- Genre: Crime Mystery
- Screenplay by: Mitsuharu Makita
- Directed by: Katsuo Fukuzawa Shunichi Hirano Yuki Osawa Yasuharu Ishii
- Starring: Shingo Katori Tomohisa Yamashita
- Ending theme: "Monsters" by The Monsters
- Composers: Shingo Katori Tomohisa Yamashita
- No. of episodes: 8

Production
- Producers: Akihiko Ishimaru Masanao Takahashi Kenzo Abe
- Running time: 54 minutes
- Production company: Toho

Original release
- Network: Tokyo Broadcasting System Television
- Release: October 21 – December 9, 2012

= Monsters (Japanese TV series) =

Japanese television series

Monsters is a Japanese television drama series, broadcast on TBS, starring Katori Shingo and Tomohisa Yamashita.
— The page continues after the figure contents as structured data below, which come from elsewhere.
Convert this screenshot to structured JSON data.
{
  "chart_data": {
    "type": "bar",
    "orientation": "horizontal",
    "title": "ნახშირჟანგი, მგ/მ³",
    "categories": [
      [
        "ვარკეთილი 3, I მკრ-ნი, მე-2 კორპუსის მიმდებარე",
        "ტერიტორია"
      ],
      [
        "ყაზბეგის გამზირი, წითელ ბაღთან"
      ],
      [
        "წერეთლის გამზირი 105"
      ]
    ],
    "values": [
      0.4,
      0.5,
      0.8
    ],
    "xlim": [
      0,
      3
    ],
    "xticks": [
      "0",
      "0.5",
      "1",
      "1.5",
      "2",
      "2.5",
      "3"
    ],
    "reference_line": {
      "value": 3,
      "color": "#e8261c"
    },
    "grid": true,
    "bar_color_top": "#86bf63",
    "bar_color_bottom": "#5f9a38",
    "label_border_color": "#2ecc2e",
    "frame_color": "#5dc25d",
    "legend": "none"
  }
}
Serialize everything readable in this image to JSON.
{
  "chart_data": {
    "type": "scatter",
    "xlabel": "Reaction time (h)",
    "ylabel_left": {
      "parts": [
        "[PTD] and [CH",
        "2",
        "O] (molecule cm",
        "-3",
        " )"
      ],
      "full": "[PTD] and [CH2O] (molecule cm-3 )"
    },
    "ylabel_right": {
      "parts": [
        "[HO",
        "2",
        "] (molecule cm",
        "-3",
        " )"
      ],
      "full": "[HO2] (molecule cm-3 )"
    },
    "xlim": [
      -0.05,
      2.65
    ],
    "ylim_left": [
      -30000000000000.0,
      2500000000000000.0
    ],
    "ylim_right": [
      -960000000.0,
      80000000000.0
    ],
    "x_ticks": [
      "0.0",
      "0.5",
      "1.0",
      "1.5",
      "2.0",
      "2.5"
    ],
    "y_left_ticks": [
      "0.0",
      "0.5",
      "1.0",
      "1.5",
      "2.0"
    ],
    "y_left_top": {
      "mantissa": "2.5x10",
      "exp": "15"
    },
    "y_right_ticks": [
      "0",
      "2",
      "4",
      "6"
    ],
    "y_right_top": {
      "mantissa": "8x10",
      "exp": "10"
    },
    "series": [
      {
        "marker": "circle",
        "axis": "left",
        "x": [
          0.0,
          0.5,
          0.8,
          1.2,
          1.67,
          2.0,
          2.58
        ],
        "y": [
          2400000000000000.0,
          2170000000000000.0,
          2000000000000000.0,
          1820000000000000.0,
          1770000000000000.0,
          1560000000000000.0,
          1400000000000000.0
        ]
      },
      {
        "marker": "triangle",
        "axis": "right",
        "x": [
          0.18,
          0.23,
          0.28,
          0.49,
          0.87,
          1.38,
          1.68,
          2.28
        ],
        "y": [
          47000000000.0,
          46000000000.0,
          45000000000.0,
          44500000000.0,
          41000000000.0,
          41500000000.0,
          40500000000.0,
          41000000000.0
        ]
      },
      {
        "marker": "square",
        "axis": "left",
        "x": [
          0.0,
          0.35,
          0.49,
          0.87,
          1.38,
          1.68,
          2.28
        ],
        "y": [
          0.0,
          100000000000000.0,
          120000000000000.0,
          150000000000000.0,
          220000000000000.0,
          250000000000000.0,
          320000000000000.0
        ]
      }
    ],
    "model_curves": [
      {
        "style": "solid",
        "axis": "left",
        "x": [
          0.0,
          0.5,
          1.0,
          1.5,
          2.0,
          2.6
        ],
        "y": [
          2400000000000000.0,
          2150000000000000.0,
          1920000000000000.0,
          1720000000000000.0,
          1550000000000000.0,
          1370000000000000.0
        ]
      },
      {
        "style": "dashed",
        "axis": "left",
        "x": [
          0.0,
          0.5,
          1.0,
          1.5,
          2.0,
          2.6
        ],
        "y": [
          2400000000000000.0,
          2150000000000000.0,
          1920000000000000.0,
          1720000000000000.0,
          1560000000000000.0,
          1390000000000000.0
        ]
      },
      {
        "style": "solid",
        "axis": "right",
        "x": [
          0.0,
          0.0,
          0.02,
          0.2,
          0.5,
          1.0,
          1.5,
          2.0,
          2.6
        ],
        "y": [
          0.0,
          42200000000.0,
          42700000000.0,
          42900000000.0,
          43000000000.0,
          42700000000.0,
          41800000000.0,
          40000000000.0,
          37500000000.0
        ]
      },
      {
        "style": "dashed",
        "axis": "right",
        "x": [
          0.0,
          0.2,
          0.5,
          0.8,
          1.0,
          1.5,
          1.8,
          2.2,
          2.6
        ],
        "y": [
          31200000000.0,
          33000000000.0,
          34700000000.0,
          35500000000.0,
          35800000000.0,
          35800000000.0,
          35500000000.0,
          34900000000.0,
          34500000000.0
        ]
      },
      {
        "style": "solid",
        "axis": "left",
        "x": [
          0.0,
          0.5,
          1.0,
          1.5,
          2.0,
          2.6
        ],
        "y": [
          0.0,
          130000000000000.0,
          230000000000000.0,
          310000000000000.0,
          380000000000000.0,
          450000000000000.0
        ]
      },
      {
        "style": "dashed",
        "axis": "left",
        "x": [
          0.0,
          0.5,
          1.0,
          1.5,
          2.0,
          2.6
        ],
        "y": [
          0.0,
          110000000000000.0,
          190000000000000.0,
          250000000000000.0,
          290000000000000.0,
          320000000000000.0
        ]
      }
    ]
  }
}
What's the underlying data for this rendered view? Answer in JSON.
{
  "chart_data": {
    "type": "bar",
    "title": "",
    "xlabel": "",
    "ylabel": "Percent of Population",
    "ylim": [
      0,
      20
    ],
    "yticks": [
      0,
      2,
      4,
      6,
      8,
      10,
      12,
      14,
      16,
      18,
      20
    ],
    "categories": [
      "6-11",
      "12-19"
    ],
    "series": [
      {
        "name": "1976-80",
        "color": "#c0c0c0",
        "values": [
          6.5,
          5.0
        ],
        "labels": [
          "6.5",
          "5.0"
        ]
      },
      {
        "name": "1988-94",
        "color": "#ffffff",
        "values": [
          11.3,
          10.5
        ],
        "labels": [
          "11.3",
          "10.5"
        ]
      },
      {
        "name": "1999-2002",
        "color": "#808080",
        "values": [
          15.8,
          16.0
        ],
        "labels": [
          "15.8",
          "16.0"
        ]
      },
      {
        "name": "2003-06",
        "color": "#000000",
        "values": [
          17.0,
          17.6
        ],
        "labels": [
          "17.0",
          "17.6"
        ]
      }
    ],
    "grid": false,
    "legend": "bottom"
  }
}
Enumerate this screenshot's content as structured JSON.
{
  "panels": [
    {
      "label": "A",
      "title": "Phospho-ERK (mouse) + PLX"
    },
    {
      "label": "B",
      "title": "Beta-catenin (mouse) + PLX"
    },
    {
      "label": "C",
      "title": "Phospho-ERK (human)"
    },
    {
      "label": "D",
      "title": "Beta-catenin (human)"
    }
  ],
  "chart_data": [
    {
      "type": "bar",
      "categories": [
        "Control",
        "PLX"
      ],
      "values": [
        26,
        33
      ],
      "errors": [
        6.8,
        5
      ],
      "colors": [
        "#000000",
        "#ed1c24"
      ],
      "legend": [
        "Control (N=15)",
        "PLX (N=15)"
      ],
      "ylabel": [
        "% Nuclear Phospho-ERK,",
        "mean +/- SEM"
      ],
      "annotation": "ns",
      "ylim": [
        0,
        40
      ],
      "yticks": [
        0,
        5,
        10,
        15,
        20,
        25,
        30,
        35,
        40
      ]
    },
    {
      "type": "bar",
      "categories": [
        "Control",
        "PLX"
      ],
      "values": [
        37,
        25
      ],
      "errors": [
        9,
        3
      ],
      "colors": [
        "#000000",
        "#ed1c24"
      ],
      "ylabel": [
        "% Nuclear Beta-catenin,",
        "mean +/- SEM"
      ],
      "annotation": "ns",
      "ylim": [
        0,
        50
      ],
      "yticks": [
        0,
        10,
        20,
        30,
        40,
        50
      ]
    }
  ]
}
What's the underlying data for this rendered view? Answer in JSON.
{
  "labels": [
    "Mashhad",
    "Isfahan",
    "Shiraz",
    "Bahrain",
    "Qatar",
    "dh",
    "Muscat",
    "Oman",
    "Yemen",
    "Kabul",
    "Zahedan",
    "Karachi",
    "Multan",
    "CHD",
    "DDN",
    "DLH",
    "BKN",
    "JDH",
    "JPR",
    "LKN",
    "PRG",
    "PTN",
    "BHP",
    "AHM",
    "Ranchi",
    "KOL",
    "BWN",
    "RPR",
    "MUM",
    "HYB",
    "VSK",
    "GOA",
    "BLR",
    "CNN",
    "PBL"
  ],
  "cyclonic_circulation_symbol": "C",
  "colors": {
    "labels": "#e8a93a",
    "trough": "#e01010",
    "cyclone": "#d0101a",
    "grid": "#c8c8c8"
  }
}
The series aired in Autumn 2012.

==Cast==
- Katori Shingo as Heihachi Hiratsuka
- Yamashita Tomohisa as Kosuke Saionji
- Emi Takano as Kanako Yanagihara
- Tomoya Warabino as Kanji Takakura
- Daisuke Kikuta as Hayato Kudo
- Tatsuya Hino as Junichi Fujisaki
- Tomoya Shiroishi as Shuji Hara
- Yasukage Hinaka as Koji Kitagawa
- Makoto Ohtake as Wataru Kenmochi
- Kenichi Endō as Hajime Kaneda

==Episodes==

| No. | Title | Directed by | Written by | Original release date | Ratings |
|---|---|---|---|---|---|
| 1 | "An unprecedented thrilling mystery is starting!! An excessively polite detective, a ○○ perpetrator!? A perfect crime lurking in a huge family business. The first culprit is you." | Katsuo Fukuzawa | Mitsuharu Makita | October 21, 2012 | 13.8% |
| 2 | "Instantaneous culprit" | Katsuo Fukuzawa | Mitsuharu Makita | October 28, 2012 | 13.4% |
| 3 | "A mystery writer's too perfect time trick" | Shunichi Hirano | Mitsuharu Makita | November 4, 2012 | 11.2% |
| 4 | "Murder Case of the invisible man at the university hospital" | Yuki Osawa | Mitsuharu Makita | November 11, 2012 | 11.5% |
| 5 | "The ultimate gourmet murder case. The last meal is an illusory taste." | Yasuharu Ishii | Mitsuharu Makita | November 18, 2012 | 11.0% |
| 6 | "Eccentric detective vs. genius inventor!! Is the locked room actually locked?" | Shunichi Hirano | Mitsuharu Makita | November 25, 2012 | 10.3% |
| 7 | "Does the culprit have a split personality?" | Katsuo Fukuzawa Yuki Osawa | Masafumi Nishida | December 2, 2012 | 8.0% |
| 8 | "Farewell rough detective!! The last case is soundly defeated... The strange case that was foretold 20 years ago and the truth about Heihachi" | Katsuo Fukuzawa Shunichi Hirano | Masafumi Nishida | December 9, 2012 | 13.5% |

== Reception ==
A review of the series praised the comedic dimensionl of Kenichi Endo's acting performance.